Sin duda el primer año de ésta nueva década parece sacado de una película que cuenta un futuro distópico. Si echamos la vista atrás hasta Enero,  hasta cuando veíamos por la tele las imágenes de China confinando grandes extensiones de territorio y levantando enormes hospitales en días,  es difícil que en ese momento nos imaginásemos lo que iba a suceder justo en nuestra tierra. Pero la realidad tiende a superar a la ficción y 2020 se ha convertido por méritos propios en el año más extraño de nuestras vidas. Aunque visto lo visto, ¡quién sabe las sorpresas que nos depara el futuro!

Así, a modo de resumen de lo que hemos vivido, hacemos en este artículo un repaso mes a mes  de lo que ha sido 2020, acompañados del ciclo de trabajos en el viñedo.

Enero comenzó como con esa estampa invernal que se suele repetir año tras año: tiempo frío por el día y heladas nocturnas prácticamente todos las noches del mes, heladas acompañadas de lunas grandes, redondas y blancas y cielos serenos y repletos de estrellas brillantes. Por las mañanas de Enero es todo un lujo salir a caminar temprano y escuchar el crujir de la tierra o la hierba heladas bajo los pies.
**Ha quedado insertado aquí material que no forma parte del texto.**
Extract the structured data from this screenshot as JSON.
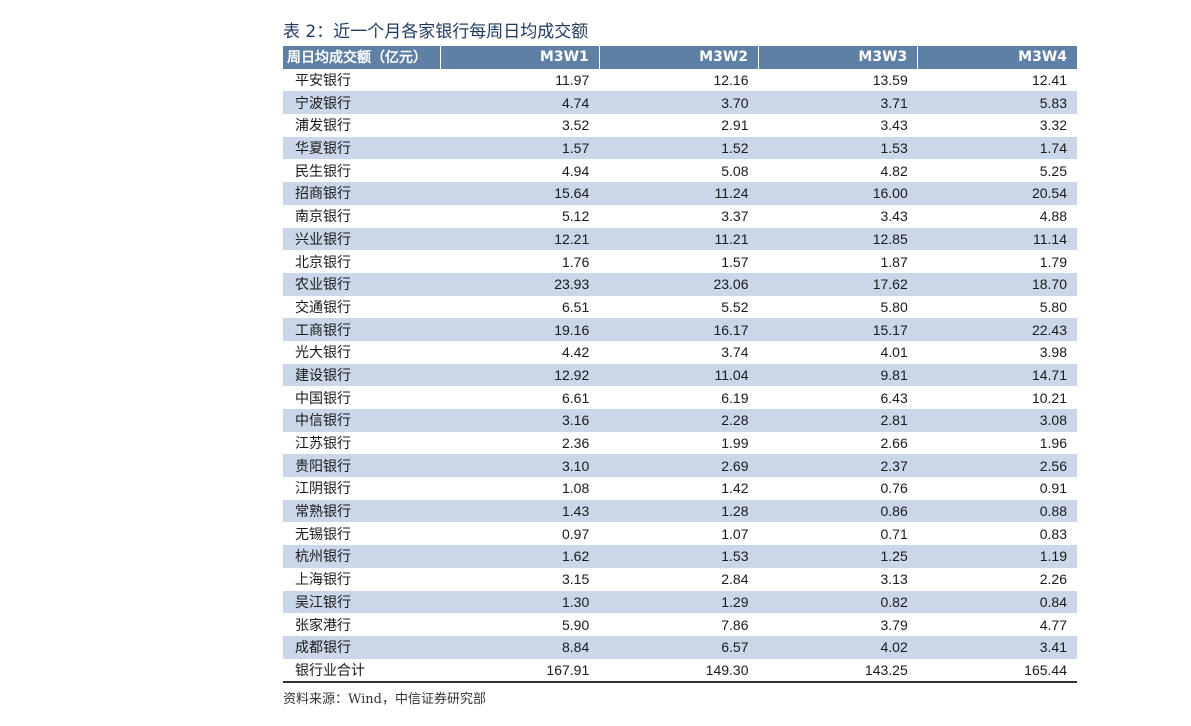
{
  "title": "表 2：近一个月各家银行每周日均成交额",
  "table": {
    "header": [
      "周日均成交额（亿元）",
      "M3W1",
      "M3W2",
      "M3W3",
      "M3W4"
    ],
    "rows": [
      [
        "平安银行",
        "11.97",
        "12.16",
        "13.59",
        "12.41"
      ],
      [
        "宁波银行",
        "4.74",
        "3.70",
        "3.71",
        "5.83"
      ],
      [
        "浦发银行",
        "3.52",
        "2.91",
        "3.43",
        "3.32"
      ],
      [
        "华夏银行",
        "1.57",
        "1.52",
        "1.53",
        "1.74"
      ],
      [
        "民生银行",
        "4.94",
        "5.08",
        "4.82",
        "5.25"
      ],
      [
        "招商银行",
        "15.64",
        "11.24",
        "16.00",
        "20.54"
      ],
      [
        "南京银行",
        "5.12",
        "3.37",
        "3.43",
        "4.88"
      ],
      [
        "兴业银行",
        "12.21",
        "11.21",
        "12.85",
        "11.14"
      ],
      [
        "北京银行",
        "1.76",
        "1.57",
        "1.87",
        "1.79"
      ],
      [
        "农业银行",
        "23.93",
        "23.06",
        "17.62",
        "18.70"
      ],
      [
        "交通银行",
        "6.51",
        "5.52",
        "5.80",
        "5.80"
      ],
      [
        "工商银行",
        "19.16",
        "16.17",
        "15.17",
        "22.43"
      ],
      [
        "光大银行",
        "4.42",
        "3.74",
        "4.01",
        "3.98"
      ],
      [
        "建设银行",
        "12.92",
        "11.04",
        "9.81",
        "14.71"
      ],
      [
        "中国银行",
        "6.61",
        "6.19",
        "6.43",
        "10.21"
      ],
      [
        "中信银行",
        "3.16",
        "2.28",
        "2.81",
        "3.08"
      ],
      [
        "江苏银行",
        "2.36",
        "1.99",
        "2.66",
        "1.96"
      ],
      [
        "贵阳银行",
        "3.10",
        "2.69",
        "2.37",
        "2.56"
      ],
      [
        "江阴银行",
        "1.08",
        "1.42",
        "0.76",
        "0.91"
      ],
      [
        "常熟银行",
        "1.43",
        "1.28",
        "0.86",
        "0.88"
      ],
      [
        "无锡银行",
        "0.97",
        "1.07",
        "0.71",
        "0.83"
      ],
      [
        "杭州银行",
        "1.62",
        "1.53",
        "1.25",
        "1.19"
      ],
      [
        "上海银行",
        "3.15",
        "2.84",
        "3.13",
        "2.26"
      ],
      [
        "吴江银行",
        "1.30",
        "1.29",
        "0.82",
        "0.84"
      ],
      [
        "张家港行",
        "5.90",
        "7.86",
        "3.79",
        "4.77"
      ],
      [
        "成都银行",
        "8.84",
        "6.57",
        "4.02",
        "3.41"
      ],
      [
        "银行业合计",
        "167.91",
        "149.30",
        "143.25",
        "165.44"
      ]
    ]
  },
  "source": "资料来源：Wind，中信证券研究部"
}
Enero dio paso a un Febrero que curiosamente trajo un tiempo inesperadamente cálido y agradable, en el que tuvimos temperaturas de primavera en pleno invierno. Estas temperaturas inusualmente altas se mantuvieron durante varias semanas e hicieron que la naturaleza comenzase rápidamente a desperezarse. Nosotros  realizamos la poda de invierno durante el segundo menguante de Febrero.
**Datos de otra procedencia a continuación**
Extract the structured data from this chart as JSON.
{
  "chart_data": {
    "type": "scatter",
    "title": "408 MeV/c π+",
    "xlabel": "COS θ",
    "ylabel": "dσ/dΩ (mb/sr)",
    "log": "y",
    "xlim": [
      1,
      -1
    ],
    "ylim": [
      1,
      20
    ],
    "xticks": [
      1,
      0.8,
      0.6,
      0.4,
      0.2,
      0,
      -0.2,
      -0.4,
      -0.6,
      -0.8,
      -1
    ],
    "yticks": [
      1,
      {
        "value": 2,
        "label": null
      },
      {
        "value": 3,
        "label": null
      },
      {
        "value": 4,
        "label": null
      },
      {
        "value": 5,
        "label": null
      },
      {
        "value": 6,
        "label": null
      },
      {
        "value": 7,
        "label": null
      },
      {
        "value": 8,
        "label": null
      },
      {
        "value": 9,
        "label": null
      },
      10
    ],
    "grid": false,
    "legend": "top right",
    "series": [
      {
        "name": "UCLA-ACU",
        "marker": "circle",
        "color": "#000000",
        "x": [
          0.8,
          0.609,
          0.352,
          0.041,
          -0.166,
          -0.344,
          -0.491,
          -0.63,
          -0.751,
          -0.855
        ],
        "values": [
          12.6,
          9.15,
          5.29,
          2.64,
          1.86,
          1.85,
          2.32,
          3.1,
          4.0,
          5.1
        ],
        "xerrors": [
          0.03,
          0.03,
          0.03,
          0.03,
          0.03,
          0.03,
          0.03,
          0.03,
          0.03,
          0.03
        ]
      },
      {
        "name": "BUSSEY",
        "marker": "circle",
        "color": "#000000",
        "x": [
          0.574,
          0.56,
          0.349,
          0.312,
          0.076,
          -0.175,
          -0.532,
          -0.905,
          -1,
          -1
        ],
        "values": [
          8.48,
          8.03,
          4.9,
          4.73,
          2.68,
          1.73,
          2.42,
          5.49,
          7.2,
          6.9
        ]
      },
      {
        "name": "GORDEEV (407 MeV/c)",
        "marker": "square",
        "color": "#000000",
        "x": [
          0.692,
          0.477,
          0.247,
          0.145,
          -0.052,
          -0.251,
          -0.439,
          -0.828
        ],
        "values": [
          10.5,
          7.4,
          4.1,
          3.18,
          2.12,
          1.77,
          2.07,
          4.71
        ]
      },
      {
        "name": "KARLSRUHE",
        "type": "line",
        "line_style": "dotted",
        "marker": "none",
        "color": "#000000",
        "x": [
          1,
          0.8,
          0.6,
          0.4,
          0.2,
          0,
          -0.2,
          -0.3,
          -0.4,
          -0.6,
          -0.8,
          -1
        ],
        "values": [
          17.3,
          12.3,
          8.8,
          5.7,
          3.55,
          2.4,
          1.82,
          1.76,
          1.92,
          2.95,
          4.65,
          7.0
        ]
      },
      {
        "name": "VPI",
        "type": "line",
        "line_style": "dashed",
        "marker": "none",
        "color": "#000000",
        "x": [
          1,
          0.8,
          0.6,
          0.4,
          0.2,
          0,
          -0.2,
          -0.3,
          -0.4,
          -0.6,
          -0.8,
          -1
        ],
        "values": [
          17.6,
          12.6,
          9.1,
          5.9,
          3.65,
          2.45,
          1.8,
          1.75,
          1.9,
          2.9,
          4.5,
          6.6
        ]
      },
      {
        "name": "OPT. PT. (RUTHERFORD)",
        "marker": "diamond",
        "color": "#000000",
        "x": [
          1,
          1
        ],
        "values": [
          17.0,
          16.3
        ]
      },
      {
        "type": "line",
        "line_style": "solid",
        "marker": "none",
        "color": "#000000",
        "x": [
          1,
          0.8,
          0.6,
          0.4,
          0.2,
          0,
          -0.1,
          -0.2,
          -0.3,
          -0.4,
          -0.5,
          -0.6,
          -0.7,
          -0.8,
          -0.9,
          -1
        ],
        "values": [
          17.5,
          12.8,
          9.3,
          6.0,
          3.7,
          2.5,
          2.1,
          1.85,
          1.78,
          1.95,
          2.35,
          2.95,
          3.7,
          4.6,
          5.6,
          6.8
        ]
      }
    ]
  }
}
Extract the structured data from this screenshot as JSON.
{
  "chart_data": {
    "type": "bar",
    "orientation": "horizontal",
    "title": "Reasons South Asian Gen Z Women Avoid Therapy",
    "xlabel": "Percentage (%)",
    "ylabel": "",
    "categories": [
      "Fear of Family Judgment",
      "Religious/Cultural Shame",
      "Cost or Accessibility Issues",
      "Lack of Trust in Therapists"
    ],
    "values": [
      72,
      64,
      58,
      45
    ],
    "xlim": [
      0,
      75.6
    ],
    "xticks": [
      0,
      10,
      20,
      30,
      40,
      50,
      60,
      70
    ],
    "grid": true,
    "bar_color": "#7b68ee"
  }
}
Tras lo que llegó Marzo. Y con Marzo llegó también el extraño confinamiento que tuvimos que vivir. Y con él, las temperaturas nuevamente bajaron hacia la normalidad invernal (Entre 4 y 13 grados la mayoría de los días).  Durante  Marzo recogimos los sarmientos de la poda, los cuales son muy útiles para utilizar como leña para los asados que hacemos en casa. También en Marzo, durante el confinamiento, comenzamos a desarrollar la serie Magivs, nuestro vino más especial hasta la fecha. Este serie llevaba ya un tiempo en el tintero a la espera de encontrar el momento idóneo de tranquilidad e inspiración para acabar de desarrollarla y lanzarla, y ese momento  llegó en el confinamiento de Marzo. La serie Magivs es una colección de conjuntos artísticos que incluyen botellas decoradas a mano con diferentes motivos y un vino muy especial dentro.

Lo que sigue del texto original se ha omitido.